25 April 2022
Strange how China, the world covid champion, is currently managing the latest outbteak in Shanghai.
There are 25,000 new cases a day and 9 deaths, offically. Only a third of over 65s are vaccinated as workers get priority. This is nothing, given popn.s of 57 million and 1.4 billion, compared to the UK's 27,000 new daily cases and 280 deaths daily - figures at 25 April.
The trouble for China is that the zero covid policy doesn't work with omicron. Especially not at Shanghai, a city as civilised as London or Edinburgh where much of the hi-so population voyage for conferences etc. And 45 other cities in that same area.
And so all the foreigners are leaving Shanghai. And the locals are under "house arrest", screaming and in rebellion. They've had this policy of confinement for two years now. The infected are shut into "concentration camps". Everyone is obliged to submit to regular testing. There are food riots. There are massive mental health problems. Shops and factories are closed. Entries to the city are blocked, with lorries backed up on the ring roads.
And finally there are two separate communities: the infected and the healthy.
So to summarise, there are problems with health, social and mental, and economic.
But despite this suffering, there are few signs in the data of victory. And it is not clear if sinovac works so well. China has been unable to develop a messenger-RNA vaccine and yet at the same time, China cannot really go begging the States for three billion doses.
What should Chinese authorities do? Should they double down on quarantine? Should they admit zero covid doesn't suit omicron?

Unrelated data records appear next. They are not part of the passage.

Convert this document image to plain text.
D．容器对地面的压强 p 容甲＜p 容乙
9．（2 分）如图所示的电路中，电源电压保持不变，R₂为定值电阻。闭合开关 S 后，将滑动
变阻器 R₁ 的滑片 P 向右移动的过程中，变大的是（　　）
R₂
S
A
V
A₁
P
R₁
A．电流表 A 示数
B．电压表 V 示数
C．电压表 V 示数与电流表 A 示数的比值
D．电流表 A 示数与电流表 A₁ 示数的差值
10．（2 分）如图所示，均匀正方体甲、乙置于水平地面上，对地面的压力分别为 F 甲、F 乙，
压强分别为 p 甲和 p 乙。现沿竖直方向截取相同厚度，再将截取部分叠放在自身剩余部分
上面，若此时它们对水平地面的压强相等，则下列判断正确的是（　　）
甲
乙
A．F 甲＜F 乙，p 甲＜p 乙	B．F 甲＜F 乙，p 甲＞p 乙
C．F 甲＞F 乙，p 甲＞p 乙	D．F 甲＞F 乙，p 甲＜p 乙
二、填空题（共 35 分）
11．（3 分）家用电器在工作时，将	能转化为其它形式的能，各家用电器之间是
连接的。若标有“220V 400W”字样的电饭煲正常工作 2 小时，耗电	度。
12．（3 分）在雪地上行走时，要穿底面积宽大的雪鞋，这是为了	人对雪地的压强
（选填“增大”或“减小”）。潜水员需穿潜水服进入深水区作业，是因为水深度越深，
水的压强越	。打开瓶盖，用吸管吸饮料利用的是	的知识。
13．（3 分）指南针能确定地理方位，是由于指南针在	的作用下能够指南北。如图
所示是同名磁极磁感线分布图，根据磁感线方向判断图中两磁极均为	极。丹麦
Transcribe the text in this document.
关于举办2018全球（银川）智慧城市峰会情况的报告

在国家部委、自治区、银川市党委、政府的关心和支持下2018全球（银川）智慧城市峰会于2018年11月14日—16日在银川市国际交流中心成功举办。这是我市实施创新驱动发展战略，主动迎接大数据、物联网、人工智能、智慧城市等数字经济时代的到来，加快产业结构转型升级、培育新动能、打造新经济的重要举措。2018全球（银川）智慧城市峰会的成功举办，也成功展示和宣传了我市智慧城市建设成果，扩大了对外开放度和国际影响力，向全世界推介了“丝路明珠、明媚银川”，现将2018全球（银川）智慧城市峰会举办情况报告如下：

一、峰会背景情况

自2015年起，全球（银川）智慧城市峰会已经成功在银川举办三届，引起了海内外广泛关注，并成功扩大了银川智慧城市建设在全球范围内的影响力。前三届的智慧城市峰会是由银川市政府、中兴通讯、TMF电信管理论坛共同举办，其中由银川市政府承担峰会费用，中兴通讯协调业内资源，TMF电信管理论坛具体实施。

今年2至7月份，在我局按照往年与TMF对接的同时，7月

In October, there's the 20th party congress. So time is pressing for solutions. All that really matters is that the CCP continue in power with no competition. If they have to take an economic or health hit, so be it - all that matters is to stay in power. They learnt from Soviet Russia not to open up, not at any price, not let go.
Yet Shanghai with a quarter of the popn of China is in lockdown for the last month and its port, the biggest port in the world, is shut.
Condo blocks and factories are locked, the the residents inside.
What we don't realise maybe is the extent to which the west, eg the automobile industry, relies on components made in China. We can't get them, so car prices go up and a second-hand car costs more today than a new car yesterday.
So we look for other suppliers. For example when I was with Airbus we used a lot of suppliers in the Magreb eg in Morocco there was a wiring factory in Tangiers. So why not give work to Tangiers?
And here are emerging the interesting points:
If this is all true, then the world is no longer flat and open, in fact it is round and countries have borders. We must decide where to place our orders, with what suppliers. But on what criteria?
Second, deglobalisation was already a trend but now you can see that this deglobalisation prompted by deteriorating balances of payments and growing civil unrest, has been sped up by the coronavirus and in particular by China's zero covid policy.
And thirdly, Yellen the US Sec of The Treasury, spoke somewhere recently of "friend-shoring". She is talking about a new primacy of politics over economics. This is the change. Ukraine is as responsible as China's zero covid. It's about choosing to work with partners who share our values, even if it means paying more. That's another new one and another nail in the Liberal coffin, which ordains that capital for investment flows to the areas where it will find the biggest returns. So work with other democratic countries and not the authoritarian ones, and this gives us two worlds and maybe to reserve currencies and two hegemons.
But, fourthly, having said that, how can Europe or America get away without the Chinese middle class, as suppliers and consumers? The deal with Airbus was that it had to install four production lines in China at Chinjing, if it expected China to buy its A320s. Same for German Mercedes. So China and covid is a far more importand driver than Russia and the war in Ukraine.